The easy terminal extension allows terminals declared using single quotes to be referred to by those same single quotes, instead of by name.
This is already shown in the example above with e.g. '+'
and 'if'
.
There are three additional pieces of information that may be attached to concrete productions:
Reduce/reduce conflicts may be resolved by specifying the relative precedence of productions (emphasis on may, as this might not be the best way to resolve reduce/reduce conflicts, some refactoring of the grammar may be preferable.)
concrete production something
s::Stmt ::= 'some' 'syntax'
precedence = 10
{
}
TODO: get a better example. Might be hard to find a good example because this is usually a poor choice, but a real world one is preferable!
Terminal operator precedence works by inferring the operator to use for a production: the last operator terminal in the signature. This is then compared to the input terminal to decide between shift and reduce.
Although this is nearly always correct (or reasonable), sometimes it is not. It can be amended by declaring the terminal which should be used as it’s operator for ambiguity resolution purposes, even if that terminal is not one that appears in the signature.
concrete production arrow
e::Expr ::= e1::Expr '-' '>' e2::Expr
operator = Arrow_t
{
}
Productions can be associated with an action to perform when that production is reduced (which occurs after all children have been reduced.)

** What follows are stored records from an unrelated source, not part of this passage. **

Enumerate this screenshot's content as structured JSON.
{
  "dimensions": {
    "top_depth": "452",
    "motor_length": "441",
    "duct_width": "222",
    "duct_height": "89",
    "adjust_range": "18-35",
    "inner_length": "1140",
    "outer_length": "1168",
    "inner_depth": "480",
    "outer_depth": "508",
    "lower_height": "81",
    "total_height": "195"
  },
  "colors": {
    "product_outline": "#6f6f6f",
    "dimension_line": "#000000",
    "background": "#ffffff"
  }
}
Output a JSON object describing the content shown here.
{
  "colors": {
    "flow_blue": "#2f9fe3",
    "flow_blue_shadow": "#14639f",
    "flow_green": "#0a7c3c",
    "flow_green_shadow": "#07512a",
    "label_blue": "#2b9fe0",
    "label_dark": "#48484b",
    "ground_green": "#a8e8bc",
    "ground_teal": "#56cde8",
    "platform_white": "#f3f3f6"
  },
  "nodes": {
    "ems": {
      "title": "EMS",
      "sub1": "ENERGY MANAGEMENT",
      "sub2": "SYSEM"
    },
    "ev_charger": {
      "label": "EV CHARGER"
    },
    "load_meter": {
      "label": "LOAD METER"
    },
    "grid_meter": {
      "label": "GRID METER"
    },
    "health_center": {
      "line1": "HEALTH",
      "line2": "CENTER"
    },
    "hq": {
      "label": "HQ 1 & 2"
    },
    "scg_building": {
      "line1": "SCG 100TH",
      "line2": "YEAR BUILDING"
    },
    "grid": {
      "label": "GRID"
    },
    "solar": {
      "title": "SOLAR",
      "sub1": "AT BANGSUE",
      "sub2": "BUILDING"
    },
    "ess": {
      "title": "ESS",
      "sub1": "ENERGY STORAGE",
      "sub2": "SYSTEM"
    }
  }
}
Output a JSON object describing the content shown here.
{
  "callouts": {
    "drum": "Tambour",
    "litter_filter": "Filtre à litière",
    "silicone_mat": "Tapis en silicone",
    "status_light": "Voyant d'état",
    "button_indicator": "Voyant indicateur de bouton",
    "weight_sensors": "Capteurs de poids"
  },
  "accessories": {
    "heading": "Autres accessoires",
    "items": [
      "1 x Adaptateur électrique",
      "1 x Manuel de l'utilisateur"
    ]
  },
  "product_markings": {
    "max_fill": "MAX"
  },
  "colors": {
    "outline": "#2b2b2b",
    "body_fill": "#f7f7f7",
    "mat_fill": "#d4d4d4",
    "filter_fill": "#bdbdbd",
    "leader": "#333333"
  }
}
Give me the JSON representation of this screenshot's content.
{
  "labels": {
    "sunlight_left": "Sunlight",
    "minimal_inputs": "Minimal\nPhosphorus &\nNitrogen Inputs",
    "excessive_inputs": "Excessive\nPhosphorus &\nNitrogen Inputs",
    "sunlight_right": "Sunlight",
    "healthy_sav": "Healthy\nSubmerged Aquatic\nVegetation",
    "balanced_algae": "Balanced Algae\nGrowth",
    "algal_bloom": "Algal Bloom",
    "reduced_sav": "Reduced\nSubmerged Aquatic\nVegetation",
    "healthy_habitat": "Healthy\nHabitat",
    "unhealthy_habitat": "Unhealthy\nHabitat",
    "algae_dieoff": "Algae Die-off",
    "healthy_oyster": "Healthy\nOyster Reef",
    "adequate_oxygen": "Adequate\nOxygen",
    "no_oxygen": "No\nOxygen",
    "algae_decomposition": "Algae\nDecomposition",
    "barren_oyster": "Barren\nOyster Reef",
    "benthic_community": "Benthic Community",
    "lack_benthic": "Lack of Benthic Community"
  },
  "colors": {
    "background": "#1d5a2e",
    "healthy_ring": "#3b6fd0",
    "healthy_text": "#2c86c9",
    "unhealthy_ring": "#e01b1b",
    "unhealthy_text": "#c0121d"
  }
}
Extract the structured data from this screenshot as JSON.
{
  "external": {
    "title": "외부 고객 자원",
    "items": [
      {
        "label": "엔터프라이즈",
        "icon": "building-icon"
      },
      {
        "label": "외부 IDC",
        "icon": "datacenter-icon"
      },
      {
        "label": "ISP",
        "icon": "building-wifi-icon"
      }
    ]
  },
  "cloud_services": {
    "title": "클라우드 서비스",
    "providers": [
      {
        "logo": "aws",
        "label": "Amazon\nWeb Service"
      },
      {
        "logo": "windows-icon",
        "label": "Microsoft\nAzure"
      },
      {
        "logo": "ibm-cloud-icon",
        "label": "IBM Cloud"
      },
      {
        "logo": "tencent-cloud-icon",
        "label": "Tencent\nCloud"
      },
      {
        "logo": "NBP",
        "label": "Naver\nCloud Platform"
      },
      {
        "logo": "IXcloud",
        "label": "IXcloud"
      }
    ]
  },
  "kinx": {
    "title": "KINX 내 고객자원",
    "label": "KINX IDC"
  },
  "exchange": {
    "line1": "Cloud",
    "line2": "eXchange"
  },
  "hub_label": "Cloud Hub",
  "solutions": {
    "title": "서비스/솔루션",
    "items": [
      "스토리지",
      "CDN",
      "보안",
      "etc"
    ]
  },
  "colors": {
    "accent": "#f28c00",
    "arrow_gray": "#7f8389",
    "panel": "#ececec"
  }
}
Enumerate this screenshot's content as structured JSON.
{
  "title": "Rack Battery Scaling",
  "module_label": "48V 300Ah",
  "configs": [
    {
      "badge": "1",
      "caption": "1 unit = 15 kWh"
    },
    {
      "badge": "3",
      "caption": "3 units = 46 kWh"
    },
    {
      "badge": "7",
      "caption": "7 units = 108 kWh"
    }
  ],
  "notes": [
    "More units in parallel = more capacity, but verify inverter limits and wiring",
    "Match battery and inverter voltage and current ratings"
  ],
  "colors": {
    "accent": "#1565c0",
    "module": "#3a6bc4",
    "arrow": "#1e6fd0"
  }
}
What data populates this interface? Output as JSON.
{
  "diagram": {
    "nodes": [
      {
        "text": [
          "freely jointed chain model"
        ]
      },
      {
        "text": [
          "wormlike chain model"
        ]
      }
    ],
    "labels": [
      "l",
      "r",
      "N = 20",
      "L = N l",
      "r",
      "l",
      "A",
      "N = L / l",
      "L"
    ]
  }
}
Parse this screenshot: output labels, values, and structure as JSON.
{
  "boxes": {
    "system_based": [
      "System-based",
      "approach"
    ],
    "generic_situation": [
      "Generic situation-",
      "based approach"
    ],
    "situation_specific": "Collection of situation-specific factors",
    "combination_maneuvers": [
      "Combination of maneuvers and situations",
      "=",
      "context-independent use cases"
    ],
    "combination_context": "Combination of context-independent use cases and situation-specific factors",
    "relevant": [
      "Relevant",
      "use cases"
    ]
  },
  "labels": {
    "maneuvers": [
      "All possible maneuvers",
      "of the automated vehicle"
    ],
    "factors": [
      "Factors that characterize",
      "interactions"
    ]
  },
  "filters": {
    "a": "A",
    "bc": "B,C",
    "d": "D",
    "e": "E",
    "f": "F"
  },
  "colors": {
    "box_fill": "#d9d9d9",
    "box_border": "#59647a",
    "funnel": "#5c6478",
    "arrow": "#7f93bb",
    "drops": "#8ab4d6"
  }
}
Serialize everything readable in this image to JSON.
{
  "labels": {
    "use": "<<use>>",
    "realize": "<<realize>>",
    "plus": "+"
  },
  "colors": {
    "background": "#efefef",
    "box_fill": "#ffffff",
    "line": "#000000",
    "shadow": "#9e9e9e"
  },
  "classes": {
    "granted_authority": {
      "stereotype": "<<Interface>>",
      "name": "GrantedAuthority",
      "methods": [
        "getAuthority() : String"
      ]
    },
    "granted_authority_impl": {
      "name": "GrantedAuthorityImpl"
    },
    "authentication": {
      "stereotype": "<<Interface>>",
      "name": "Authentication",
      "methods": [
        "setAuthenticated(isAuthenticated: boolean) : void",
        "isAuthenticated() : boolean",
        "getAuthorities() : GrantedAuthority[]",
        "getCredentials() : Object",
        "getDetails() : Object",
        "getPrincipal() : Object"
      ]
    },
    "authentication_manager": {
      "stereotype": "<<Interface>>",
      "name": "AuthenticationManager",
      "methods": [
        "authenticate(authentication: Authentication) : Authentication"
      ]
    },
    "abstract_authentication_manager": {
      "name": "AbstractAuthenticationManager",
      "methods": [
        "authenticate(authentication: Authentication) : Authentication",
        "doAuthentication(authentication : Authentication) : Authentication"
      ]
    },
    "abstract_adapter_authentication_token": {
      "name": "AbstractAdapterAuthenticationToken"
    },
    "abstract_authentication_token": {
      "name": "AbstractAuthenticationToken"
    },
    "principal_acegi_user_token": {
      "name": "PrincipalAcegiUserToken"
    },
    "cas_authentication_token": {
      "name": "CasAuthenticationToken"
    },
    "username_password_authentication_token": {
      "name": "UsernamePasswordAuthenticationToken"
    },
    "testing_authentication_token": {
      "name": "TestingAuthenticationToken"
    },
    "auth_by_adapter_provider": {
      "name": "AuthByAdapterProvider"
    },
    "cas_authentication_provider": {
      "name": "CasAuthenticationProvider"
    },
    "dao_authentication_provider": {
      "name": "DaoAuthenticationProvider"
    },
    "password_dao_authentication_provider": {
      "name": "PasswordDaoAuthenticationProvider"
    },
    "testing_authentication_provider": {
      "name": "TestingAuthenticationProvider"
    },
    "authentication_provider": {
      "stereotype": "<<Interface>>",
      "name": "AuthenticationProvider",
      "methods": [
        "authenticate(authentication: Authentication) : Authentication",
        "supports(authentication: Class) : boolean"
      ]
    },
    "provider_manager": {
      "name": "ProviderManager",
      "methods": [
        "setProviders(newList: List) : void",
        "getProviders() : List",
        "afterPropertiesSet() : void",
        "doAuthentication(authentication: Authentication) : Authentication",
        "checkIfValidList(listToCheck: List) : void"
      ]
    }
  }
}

concrete production typedef
d::Decl ::= 'typedef' t::Type ids::Identifiers ';'
{
}
action {
typenames = (decorate ids with {}).names ++ typenames;
}
It is possible to examine the children of the production, but only the undecorated forms are available for use. Autodecoration behavior is not present in action blocks. (Thus, the explicit decorate in the above code.)
Presently, the ignored whitespace (the “layout”) of a production defaults to all ignore terminals included in the parser. This is not ideal and will likely change in the future to something more modular.
The layout is a set of ignored terminals inserted between every element on the right-hand side of a production. So:
Decl ::= 'typedef' Type Identifiers ';'
will (in effect) be expanded to
Decl ::= 'typedef' Layout Type Layout Identifiers Layout ';'
Note that before and after the first and last signature element there is no Layout
added: that’s the responsibility of the parent production, whatever that may be.
To control the layout on a specific production, an explicit set of terminals can be supplied:
concrete production parameterizedString
e::Expr ::= 's' '"' s::StringBody '"'
layout {}
{
...
}
In this example, we’ve suppressed all layout for this production only, and so we’d presumably also want to add this line to every production of StringBody
, too.
Are separate with a comma, for example:
concrete production foo
e::Expr ::= Foo
operator = Bar, layout { Newline, Space }, precedence = 2
{
}